Los espigadores y la espigadora es una película apasionante y siempre sorprendente. Los personajes son inolvidables, y en especial el que cierra la película. Los últimos 20 minutos adquieren una emotividad insólita cuando Varda elige seguir las actividades de un hombre relativamente joven que se alimenta solamente de los vegetales abandonados en los mercados al terminar la jornada. Si Varda no eligiera seguir los pasos de ese hombre, el espigador podría ser confundido con un pordiosero excéntrico. Sin embargo, el filme descubrirá a una suerte de héroe cotidiano con una filosofía de vida peculiar, un verdadero sujeto solidario cuya vida pasa también por alfabetizar a los inmigrantes africanos que viven en Francia en un centro nocturno. El epílogo es conmovedor y revela tanto el costado humanista como político de los espigadores. (Miércoles 3, a las 20.30 h, en el Museo Caraffa).

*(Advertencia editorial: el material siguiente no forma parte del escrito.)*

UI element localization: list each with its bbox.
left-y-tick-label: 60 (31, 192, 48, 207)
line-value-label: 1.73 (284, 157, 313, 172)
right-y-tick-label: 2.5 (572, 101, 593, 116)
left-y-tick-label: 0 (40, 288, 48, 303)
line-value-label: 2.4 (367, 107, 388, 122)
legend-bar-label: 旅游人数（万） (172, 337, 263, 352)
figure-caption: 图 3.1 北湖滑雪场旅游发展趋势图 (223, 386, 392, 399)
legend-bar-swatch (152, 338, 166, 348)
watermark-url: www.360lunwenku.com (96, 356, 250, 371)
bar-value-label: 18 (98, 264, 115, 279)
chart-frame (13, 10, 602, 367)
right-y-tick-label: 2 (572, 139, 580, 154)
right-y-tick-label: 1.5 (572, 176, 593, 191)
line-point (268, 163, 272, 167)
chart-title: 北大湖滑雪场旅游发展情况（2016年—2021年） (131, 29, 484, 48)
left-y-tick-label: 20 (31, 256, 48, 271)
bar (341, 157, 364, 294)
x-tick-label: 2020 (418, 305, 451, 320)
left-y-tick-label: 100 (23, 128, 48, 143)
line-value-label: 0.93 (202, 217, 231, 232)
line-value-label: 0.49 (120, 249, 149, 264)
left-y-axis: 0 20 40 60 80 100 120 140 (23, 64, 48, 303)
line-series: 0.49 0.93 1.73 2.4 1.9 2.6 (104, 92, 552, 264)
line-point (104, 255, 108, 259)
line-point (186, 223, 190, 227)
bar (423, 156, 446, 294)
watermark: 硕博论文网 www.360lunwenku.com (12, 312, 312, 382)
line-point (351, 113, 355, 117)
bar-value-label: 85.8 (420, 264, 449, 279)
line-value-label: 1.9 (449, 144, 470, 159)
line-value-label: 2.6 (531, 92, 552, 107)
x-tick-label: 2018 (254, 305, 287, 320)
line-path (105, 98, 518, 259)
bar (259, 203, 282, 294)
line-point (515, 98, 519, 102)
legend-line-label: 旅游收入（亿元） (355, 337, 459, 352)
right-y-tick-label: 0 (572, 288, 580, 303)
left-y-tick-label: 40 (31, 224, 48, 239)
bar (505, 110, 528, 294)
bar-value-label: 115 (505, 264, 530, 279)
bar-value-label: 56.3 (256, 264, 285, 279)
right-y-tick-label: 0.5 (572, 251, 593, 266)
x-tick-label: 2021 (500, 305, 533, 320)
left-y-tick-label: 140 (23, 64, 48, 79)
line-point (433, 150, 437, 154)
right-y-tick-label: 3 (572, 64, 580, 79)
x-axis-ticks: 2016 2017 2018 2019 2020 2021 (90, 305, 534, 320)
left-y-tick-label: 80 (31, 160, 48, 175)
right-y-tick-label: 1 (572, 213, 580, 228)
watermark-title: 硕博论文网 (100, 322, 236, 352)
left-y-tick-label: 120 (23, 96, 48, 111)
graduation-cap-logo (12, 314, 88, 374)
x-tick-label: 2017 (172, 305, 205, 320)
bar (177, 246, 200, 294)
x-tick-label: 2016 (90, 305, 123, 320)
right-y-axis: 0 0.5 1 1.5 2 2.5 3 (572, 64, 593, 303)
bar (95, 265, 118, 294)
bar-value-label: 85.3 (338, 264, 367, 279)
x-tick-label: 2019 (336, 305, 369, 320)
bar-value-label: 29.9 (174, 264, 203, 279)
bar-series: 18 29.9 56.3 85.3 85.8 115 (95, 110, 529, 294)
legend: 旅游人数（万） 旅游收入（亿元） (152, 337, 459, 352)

Escenas de la vida privada
El grillo es el debut en la ficción de Matías Herrera Córdoba, el director de la notable Criada (2009). A diferencia de aquella película sobre la explotación de clase, en El grillo lo político es sustituido por la intimidad, de tal modo que las relaciones que se establecen entre los tres personajes giran en torno a la existencia y sus frustraciones (aunque habrá un apunte preciso sobre la visión política de uno los personajes). En pleno verano, dos viejas amigas comparten algunas semanas. Una de ellas prepara una obra de teatro y ensaya sus monólogos para el estreno, mientras que la otra tiene una relación fugaz con el jardinero de su casa, acaso una forma de conjurar la ausencia de su difunto esposo. No hay grandes elementos de tensión dramática, pues la búsqueda de un gato que no aparece –el conflicto central de la narración–, apenas funciona como una anécdota, lo que no significa que el filme circunscriba su voluntad de relato a la nada. Lo que más le importa a Herrera Córdoba es cómo filmar la palabra, y dada la espacialidad elegida (un jardín y los interiores de una casa), la película se transforma secretamente en una contienda entre cómo el cine y el teatro ponen en escena la palabra. En este sentido, el trabajo sonoro es particularmente meticuloso, al igual que el registro, enteramente en las antípodas del teatro. A veces, cierta teatralidad se impone, pero el cine, finalmente, vence en el último plano magnífico con el que cierra el filme, que tiene lugar, paradójicamente, en un teatro. (Jueves 4, a las 20.30 h, en el cineclub La Quimera, Teatro La Luna, Pasaje Escuti y Fructuoso Rivera).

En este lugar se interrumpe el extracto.